You could subsample the lists using
idx = np.random.choice(np.arange(len(x)), num_samples)
plt.scatter(x[idx], y[idx])
However, this leaves the result a bit up to random luck. We can do better by making a heatmap. plt.hexbin
makes this particularly easy:
plt.hexbin(x, y)
Here is an example, comparing the two methods:
import numpy as np
import matplotlib.pyplot as plt
import matplotlib.colors as mcolors
np.random.seed(2015)
N = 10**5
val1 = np.random.normal(loc=10, scale=2,size=N)
val2 = np.random.normal(loc=0, scale=1, size=N)

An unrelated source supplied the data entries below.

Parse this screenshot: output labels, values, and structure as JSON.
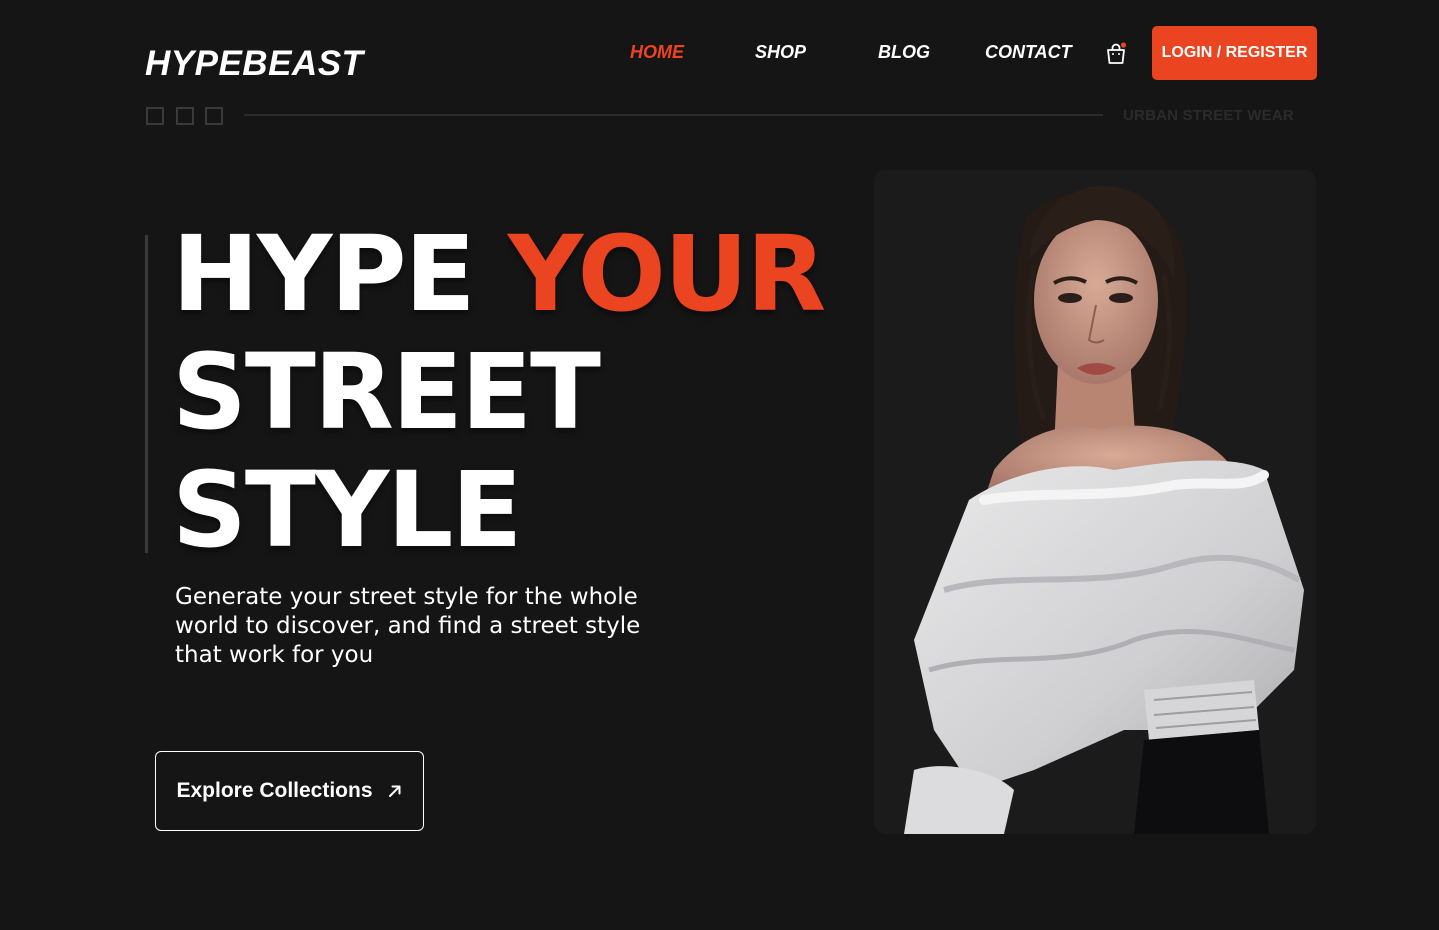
{
  "header": {
    "logo": "HYPEBEAST",
    "nav": [
      {
        "label": "HOME",
        "active": true
      },
      {
        "label": "SHOP",
        "active": false
      },
      {
        "label": "BLOG",
        "active": false
      },
      {
        "label": "CONTACT",
        "active": false
      }
    ],
    "cart_icon": "shopping-bag-icon",
    "login_label": "LOGIN / REGISTER"
  },
  "divider": {
    "tagline": "URBAN STREET WEAR"
  },
  "hero": {
    "line1_white": "HYPE",
    "line1_accent": "YOUR",
    "line2": "STREET",
    "line3": "STYLE",
    "description": "Generate your street style for the whole world to discover, and find a street style that work for you",
    "cta_label": "Explore Collections",
    "cta_icon": "arrow-up-right-icon"
  },
  "colors": {
    "background": "#151515",
    "accent": "#ea4420",
    "text": "#ffffff"
  }
}
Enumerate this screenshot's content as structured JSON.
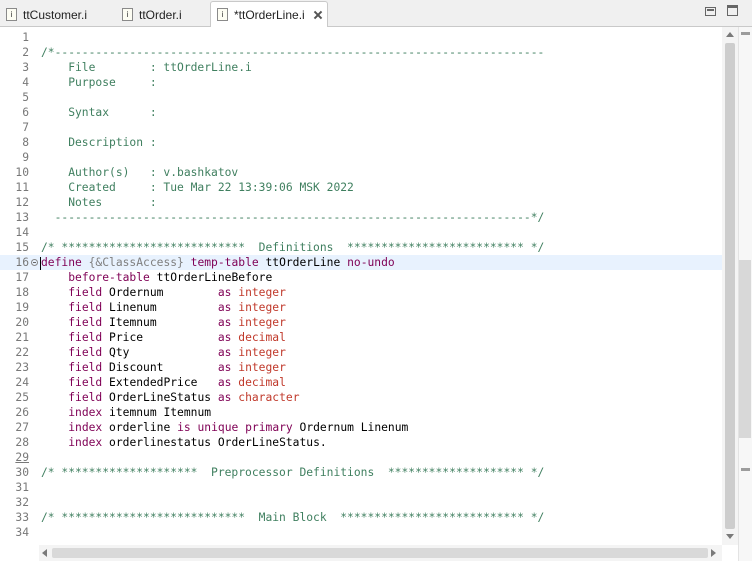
{
  "tabs": [
    {
      "label": "ttCustomer.i",
      "icon": "include-file-icon",
      "active": false
    },
    {
      "label": "ttOrder.i",
      "icon": "include-file-icon",
      "active": false
    },
    {
      "label": "*ttOrderLine.i",
      "icon": "include-file-icon",
      "active": true
    }
  ],
  "tab_icon_glyph": "i",
  "colors": {
    "comment": "#3f7f5f",
    "keyword": "#7f0055",
    "type": "#c0392b",
    "preprocessor": "#7f7f7f",
    "current_line": "#e8f2fe"
  },
  "editor": {
    "current_line": 16,
    "lines": [
      {
        "n": "1",
        "segs": []
      },
      {
        "n": "2",
        "segs": [
          {
            "c": "comment",
            "t": "/*------------------------------------------------------------------------"
          }
        ]
      },
      {
        "n": "3",
        "segs": [
          {
            "c": "comment",
            "t": "    File        : ttOrderLine.i"
          }
        ]
      },
      {
        "n": "4",
        "segs": [
          {
            "c": "comment",
            "t": "    Purpose     :"
          }
        ]
      },
      {
        "n": "5",
        "segs": []
      },
      {
        "n": "6",
        "segs": [
          {
            "c": "comment",
            "t": "    Syntax      :"
          }
        ]
      },
      {
        "n": "7",
        "segs": []
      },
      {
        "n": "8",
        "segs": [
          {
            "c": "comment",
            "t": "    Description :"
          }
        ]
      },
      {
        "n": "9",
        "segs": []
      },
      {
        "n": "10",
        "segs": [
          {
            "c": "comment",
            "t": "    Author(s)   : v.bashkatov"
          }
        ]
      },
      {
        "n": "11",
        "segs": [
          {
            "c": "comment",
            "t": "    Created     : Tue Mar 22 13:39:06 MSK 2022"
          }
        ]
      },
      {
        "n": "12",
        "segs": [
          {
            "c": "comment",
            "t": "    Notes       :"
          }
        ]
      },
      {
        "n": "13",
        "segs": [
          {
            "c": "comment",
            "t": "  ----------------------------------------------------------------------*/"
          }
        ]
      },
      {
        "n": "14",
        "segs": []
      },
      {
        "n": "15",
        "segs": [
          {
            "c": "comment",
            "t": "/* ***************************  Definitions  ************************** */"
          }
        ]
      },
      {
        "n": "16",
        "fold": true,
        "caret": true,
        "segs": [
          {
            "c": "kw",
            "t": "define"
          },
          {
            "c": "plain",
            "t": " "
          },
          {
            "c": "pre",
            "t": "{&ClassAccess}"
          },
          {
            "c": "plain",
            "t": " "
          },
          {
            "c": "kw",
            "t": "temp-table"
          },
          {
            "c": "plain",
            "t": " ttOrderLine "
          },
          {
            "c": "kw",
            "t": "no-undo"
          }
        ]
      },
      {
        "n": "17",
        "segs": [
          {
            "c": "plain",
            "t": "    "
          },
          {
            "c": "kw",
            "t": "before-table"
          },
          {
            "c": "plain",
            "t": " ttOrderLineBefore"
          }
        ]
      },
      {
        "n": "18",
        "segs": [
          {
            "c": "plain",
            "t": "    "
          },
          {
            "c": "kw",
            "t": "field"
          },
          {
            "c": "plain",
            "t": " Ordernum        "
          },
          {
            "c": "kw",
            "t": "as"
          },
          {
            "c": "plain",
            "t": " "
          },
          {
            "c": "type",
            "t": "integer"
          }
        ]
      },
      {
        "n": "19",
        "segs": [
          {
            "c": "plain",
            "t": "    "
          },
          {
            "c": "kw",
            "t": "field"
          },
          {
            "c": "plain",
            "t": " Linenum         "
          },
          {
            "c": "kw",
            "t": "as"
          },
          {
            "c": "plain",
            "t": " "
          },
          {
            "c": "type",
            "t": "integer"
          }
        ]
      },
      {
        "n": "20",
        "segs": [
          {
            "c": "plain",
            "t": "    "
          },
          {
            "c": "kw",
            "t": "field"
          },
          {
            "c": "plain",
            "t": " Itemnum         "
          },
          {
            "c": "kw",
            "t": "as"
          },
          {
            "c": "plain",
            "t": " "
          },
          {
            "c": "type",
            "t": "integer"
          }
        ]
      },
      {
        "n": "21",
        "segs": [
          {
            "c": "plain",
            "t": "    "
          },
          {
            "c": "kw",
            "t": "field"
          },
          {
            "c": "plain",
            "t": " Price           "
          },
          {
            "c": "kw",
            "t": "as"
          },
          {
            "c": "plain",
            "t": " "
          },
          {
            "c": "type",
            "t": "decimal"
          }
        ]
      },
      {
        "n": "22",
        "segs": [
          {
            "c": "plain",
            "t": "    "
          },
          {
            "c": "kw",
            "t": "field"
          },
          {
            "c": "plain",
            "t": " Qty             "
          },
          {
            "c": "kw",
            "t": "as"
          },
          {
            "c": "plain",
            "t": " "
          },
          {
            "c": "type",
            "t": "integer"
          }
        ]
      },
      {
        "n": "23",
        "segs": [
          {
            "c": "plain",
            "t": "    "
          },
          {
            "c": "kw",
            "t": "field"
          },
          {
            "c": "plain",
            "t": " Discount        "
          },
          {
            "c": "kw",
            "t": "as"
          },
          {
            "c": "plain",
            "t": " "
          },
          {
            "c": "type",
            "t": "integer"
          }
        ]
      },
      {
        "n": "24",
        "segs": [
          {
            "c": "plain",
            "t": "    "
          },
          {
            "c": "kw",
            "t": "field"
          },
          {
            "c": "plain",
            "t": " ExtendedPrice   "
          },
          {
            "c": "kw",
            "t": "as"
          },
          {
            "c": "plain",
            "t": " "
          },
          {
            "c": "type",
            "t": "decimal"
          }
        ]
      },
      {
        "n": "25",
        "segs": [
          {
            "c": "plain",
            "t": "    "
          },
          {
            "c": "kw",
            "t": "field"
          },
          {
            "c": "plain",
            "t": " OrderLineStatus "
          },
          {
            "c": "kw",
            "t": "as"
          },
          {
            "c": "plain",
            "t": " "
          },
          {
            "c": "type",
            "t": "character"
          }
        ]
      },
      {
        "n": "26",
        "segs": [
          {
            "c": "plain",
            "t": "    "
          },
          {
            "c": "kw",
            "t": "index"
          },
          {
            "c": "plain",
            "t": " itemnum Itemnum"
          }
        ]
      },
      {
        "n": "27",
        "segs": [
          {
            "c": "plain",
            "t": "    "
          },
          {
            "c": "kw",
            "t": "index"
          },
          {
            "c": "plain",
            "t": " orderline "
          },
          {
            "c": "kw",
            "t": "is"
          },
          {
            "c": "plain",
            "t": " "
          },
          {
            "c": "kw",
            "t": "unique"
          },
          {
            "c": "plain",
            "t": " "
          },
          {
            "c": "kw",
            "t": "primary"
          },
          {
            "c": "plain",
            "t": " Ordernum Linenum"
          }
        ]
      },
      {
        "n": "28",
        "segs": [
          {
            "c": "plain",
            "t": "    "
          },
          {
            "c": "kw",
            "t": "index"
          },
          {
            "c": "plain",
            "t": " orderlinestatus OrderLineStatus."
          }
        ]
      },
      {
        "n": "29",
        "underline": true,
        "segs": []
      },
      {
        "n": "30",
        "segs": [
          {
            "c": "comment",
            "t": "/* ********************  Preprocessor Definitions  ******************** */"
          }
        ]
      },
      {
        "n": "31",
        "segs": []
      },
      {
        "n": "32",
        "segs": []
      },
      {
        "n": "33",
        "segs": [
          {
            "c": "comment",
            "t": "/* ***************************  Main Block  *************************** */"
          }
        ]
      },
      {
        "n": "34",
        "segs": []
      }
    ]
  }
}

fig, ax = plt.subplots(nrows=2, sharex=True, sharey=True)
cmap = plt.get_cmap('jet')
norm = mcolors.LogNorm()
num_samples = 10**4
idx = np.random.choice(np.arange(len(val1)), num_samples)
ax[0].scatter(val1[idx], val2[idx])
ax[0].set_title('subsample')
im = ax[1].hexbin(val1, val2, gridsize=50, cmap=cmap, norm=norm)
ax[1].set_title('hexbin heatmap')
plt.tight_layout()
fig.colorbar(im, ax=ax.ravel().tolist())
plt.show()